Anyone have any tips on how to set this up so that each time I come back to the project every few months it’s not just broken and I can actually maintain it?
Some annoyances that I have had in the past:
Upgrading packages breaking my networking configuration.
Upgrading packages breaking docker.
Not having the latest kernel / having to use some sketchy kernel build from a 3rd party (because it’s hard to build the kernel)
Ideally I could define the full config of my device in my repo, from kernel to bios settings etc.
With docker you don’t need to recreate your environment, so I think you would be helped if do not start from scratch every time. I used to have a Dockerfile that created the environment, that was then re-used by mapping in the source code from the host and doing the testing. For me, as I was not testing against low level operating features, there was seldom need to save the image (or recreate it once I had all the necessary tools installed).
I am not sure what you are currently using, but it might be that you have only a compose.yaml file that pulls in a fresh image indescriminately. That is not how I used to do things. I have a Dockerfile that creates the image that I need (which sometimes needs a bit of trial and error to create), then a composel.yaml file that maps in the sources that I actually want to test (using volumes).
If I don’t explicitly force a rebuild of the image ( docker compose build --pull) then nothing can break things apart from changes in my software. In my experience docker itself (on the host) has always been backwards compatible.
If you need to do a partial upgrade of the image, make sure you don’t start your Dockerfile with some FROM ...:latest, but use a specific version. You can also install packages in a two step process (with those packages that never change in the first step). Docker will then only rebuild overlays starting from the lines have changed (faster). I fully rely on the overlays images being cached by docker itself, and only saved/export these when moving to a new server (and experiencing trouble rebuilding because some repo for source or packaging was no longer available).
My compose.yaml files all look something like
services:
myapp:
container_name: ruamel_yaml_clib # <= your unique container name
build: . # i.e. build the Dockerfile in the current directory
volumes:
- ..:/src:rw # map in the current directory as /src in the image for read and write (so you can get results out if needed)

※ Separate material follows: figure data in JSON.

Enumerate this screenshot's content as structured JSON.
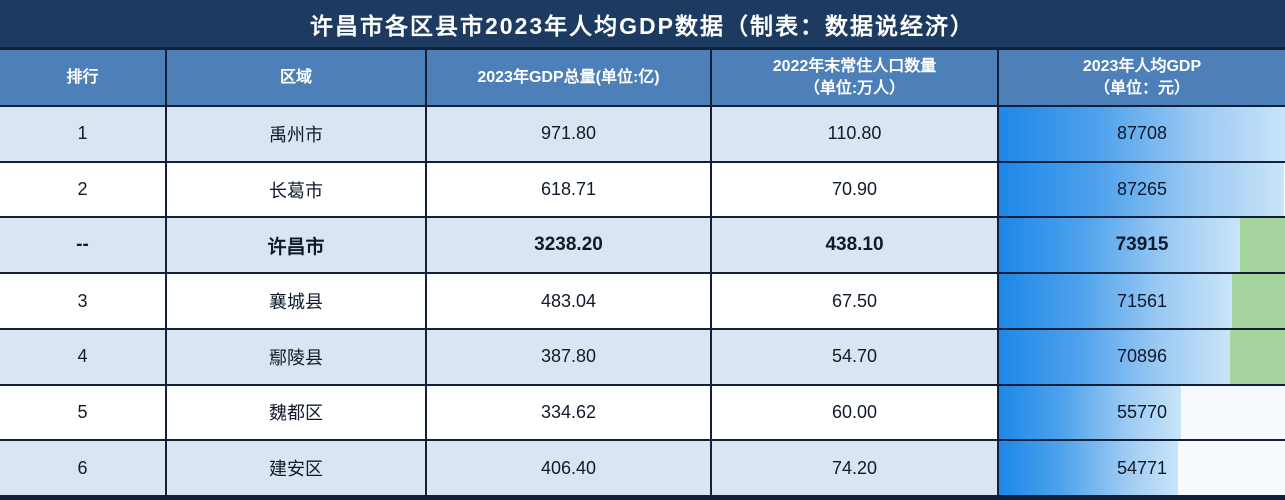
{
  "title": "许昌市各区县市2023年人均GDP数据（制表：数据说经济）",
  "columns": [
    {
      "key": "rank",
      "label": "排行"
    },
    {
      "key": "region",
      "label": "区域"
    },
    {
      "key": "gdp",
      "label": "2023年GDP总量(单位:亿)"
    },
    {
      "key": "pop",
      "label_line1": "2022年末常住人口数量",
      "label_line2": "（单位:万人）"
    },
    {
      "key": "percap",
      "label_line1": "2023年人均GDP",
      "label_line2": "（单位：元）"
    }
  ],
  "rows": [
    {
      "rank": "1",
      "region": "禹州市",
      "gdp": "971.80",
      "pop": "110.80",
      "percap": "87708",
      "bar_pct": 100,
      "remainder_color": null,
      "bold": false
    },
    {
      "rank": "2",
      "region": "长葛市",
      "gdp": "618.71",
      "pop": "70.90",
      "percap": "87265",
      "bar_pct": 99.5,
      "remainder_color": null,
      "bold": false
    },
    {
      "rank": "--",
      "region": "许昌市",
      "gdp": "3238.20",
      "pop": "438.10",
      "percap": "73915",
      "bar_pct": 84.3,
      "remainder_color": "#a6d49f",
      "bold": true
    },
    {
      "rank": "3",
      "region": "襄城县",
      "gdp": "483.04",
      "pop": "67.50",
      "percap": "71561",
      "bar_pct": 81.6,
      "remainder_color": "#a6d49f",
      "bold": false
    },
    {
      "rank": "4",
      "region": "鄢陵县",
      "gdp": "387.80",
      "pop": "54.70",
      "percap": "70896",
      "bar_pct": 80.8,
      "remainder_color": "#a6d49f",
      "bold": false
    },
    {
      "rank": "5",
      "region": "魏都区",
      "gdp": "334.62",
      "pop": "60.00",
      "percap": "55770",
      "bar_pct": 63.6,
      "remainder_color": "#f6fafd",
      "bold": false
    },
    {
      "rank": "6",
      "region": "建安区",
      "gdp": "406.40",
      "pop": "74.20",
      "percap": "54771",
      "bar_pct": 62.5,
      "remainder_color": "#f6fafd",
      "bold": false
    }
  ],
  "colors": {
    "title_bg": "#1d3a61",
    "header_bg": "#4d7fb9",
    "row_alt_bg": "#dbe5f1",
    "row_bg": "#ffffff",
    "grid_line": "#12203a",
    "bar_blue_start": "#1d87e8",
    "bar_blue_end": "#c9e4f8",
    "bar_green": "#a6d49f",
    "bar_rest_light": "#f6fafd",
    "header_text": "#ffffff",
    "body_text": "#0f1a2b"
  },
  "chart_data": {
    "type": "table",
    "title": "许昌市各区县市2023年人均GDP数据（制表：数据说经济）",
    "columns": [
      "排行",
      "区域",
      "2023年GDP总量(单位:亿)",
      "2022年末常住人口数量（单位:万人）",
      "2023年人均GDP（单位：元）"
    ],
    "rows": [
      [
        "1",
        "禹州市",
        971.8,
        110.8,
        87708
      ],
      [
        "2",
        "长葛市",
        618.71,
        70.9,
        87265
      ],
      [
        "--",
        "许昌市",
        3238.2,
        438.1,
        73915
      ],
      [
        "3",
        "襄城县",
        483.04,
        67.5,
        71561
      ],
      [
        "4",
        "鄢陵县",
        387.8,
        54.7,
        70896
      ],
      [
        "5",
        "魏都区",
        334.62,
        60.0,
        55770
      ],
      [
        "6",
        "建安区",
        406.4,
        74.2,
        54771
      ]
    ],
    "databar": {
      "column": "2023年人均GDP（单位：元）",
      "max": 87708,
      "style": "blue-gradient",
      "remainder_fill_high": "green",
      "remainder_fill_low": "white"
    },
    "layout": {
      "zebra_striping": true,
      "emphasized_row": "许昌市",
      "legend": "none",
      "grid": "on"
    }
  }
}
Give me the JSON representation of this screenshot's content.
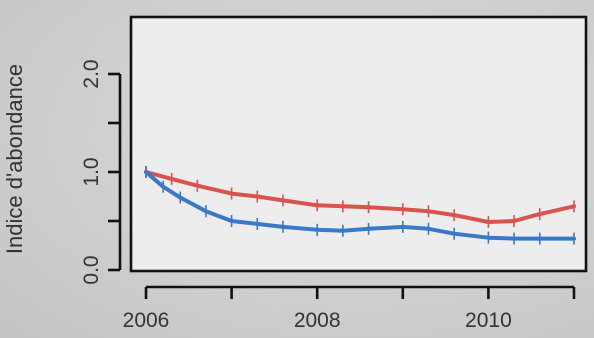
{
  "chart_data": {
    "type": "line",
    "ylabel": "Indice d'abondance",
    "xlabel": "",
    "title": "",
    "xlim": [
      2006,
      2011
    ],
    "ylim": [
      0,
      2.5
    ],
    "x_ticks": [
      2006,
      2007,
      2008,
      2009,
      2010,
      2011
    ],
    "x_tick_labels": [
      "2006",
      "",
      "2008",
      "",
      "2010",
      ""
    ],
    "y_ticks": [
      0,
      0.5,
      1.0,
      1.5,
      2.0
    ],
    "y_tick_labels": [
      "0.0",
      "",
      "1.0",
      "",
      "2.0"
    ],
    "grid": false,
    "legend": "none",
    "series": [
      {
        "color": "#d9534f",
        "x": [
          2006,
          2006.3,
          2006.6,
          2007,
          2007.3,
          2007.6,
          2008,
          2008.3,
          2008.6,
          2009,
          2009.3,
          2009.6,
          2010,
          2010.3,
          2010.6,
          2011
        ],
        "values": [
          1.0,
          0.93,
          0.86,
          0.78,
          0.75,
          0.71,
          0.66,
          0.65,
          0.64,
          0.62,
          0.6,
          0.56,
          0.49,
          0.5,
          0.57,
          0.65
        ]
      },
      {
        "color": "#3a78c8",
        "x": [
          2006,
          2006.2,
          2006.4,
          2006.7,
          2007,
          2007.3,
          2007.6,
          2008,
          2008.3,
          2008.6,
          2009,
          2009.3,
          2009.6,
          2010,
          2010.3,
          2010.6,
          2011
        ],
        "values": [
          1.0,
          0.85,
          0.74,
          0.6,
          0.5,
          0.47,
          0.44,
          0.41,
          0.4,
          0.42,
          0.44,
          0.42,
          0.37,
          0.33,
          0.32,
          0.32,
          0.32
        ]
      }
    ]
  }
}
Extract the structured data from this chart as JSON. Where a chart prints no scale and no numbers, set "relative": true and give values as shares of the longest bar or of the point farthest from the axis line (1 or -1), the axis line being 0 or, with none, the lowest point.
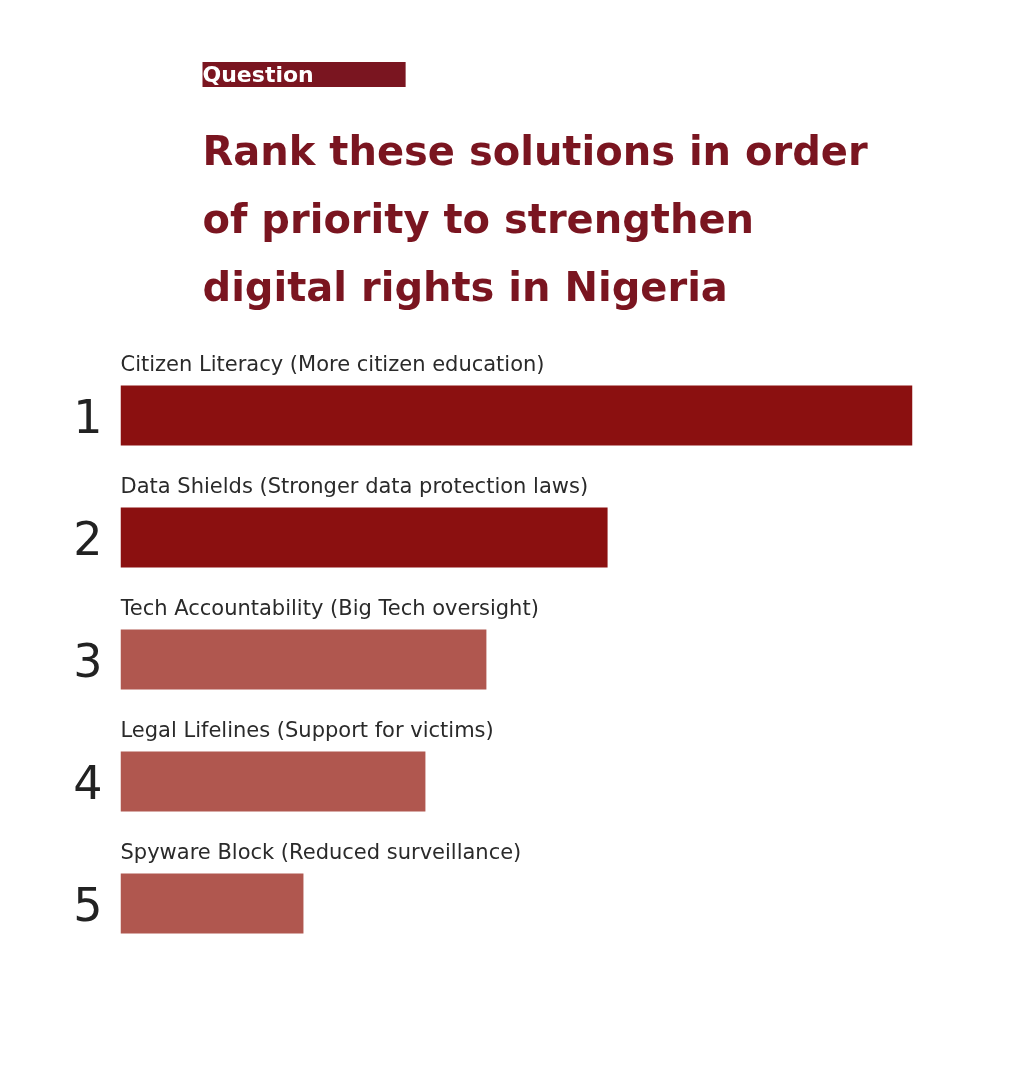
{
  "chart_data": {
    "type": "bar",
    "orientation": "horizontal",
    "relative": true,
    "title": "Rank these solutions in order of priority to strengthen digital rights in Nigeria",
    "categories": [
      "Citizen Literacy (More citizen education)",
      "Data Shields (Stronger data protection laws)",
      "Tech Accountability (Big Tech oversight)",
      "Legal Lifelines (Support for victims)",
      "Spyware Block (Reduced surveillance)"
    ],
    "values": [
      1,
      0.615,
      0.462,
      0.385,
      0.231
    ],
    "colors": [
      "#8b1010",
      "#8b1010",
      "#b0574f",
      "#b0574f",
      "#b0574f"
    ],
    "annotations": [
      "Question",
      "1",
      "2",
      "3",
      "4",
      "5"
    ],
    "grid": false
  }
}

I’d pin an official PREEMPT_RT line and sit on it.I dunno if you need to chase the latest greatest every month if RT matters. You could just pick a good RT branch from the official kernel.org RT patch trees and jsut pin that exact kernel/patch combo in the repo. kernel.org is still publishing RT patch series for maintained branches such as 6.6 and 5.10, which is obvy alot better than depending on some rando third-party kernel build.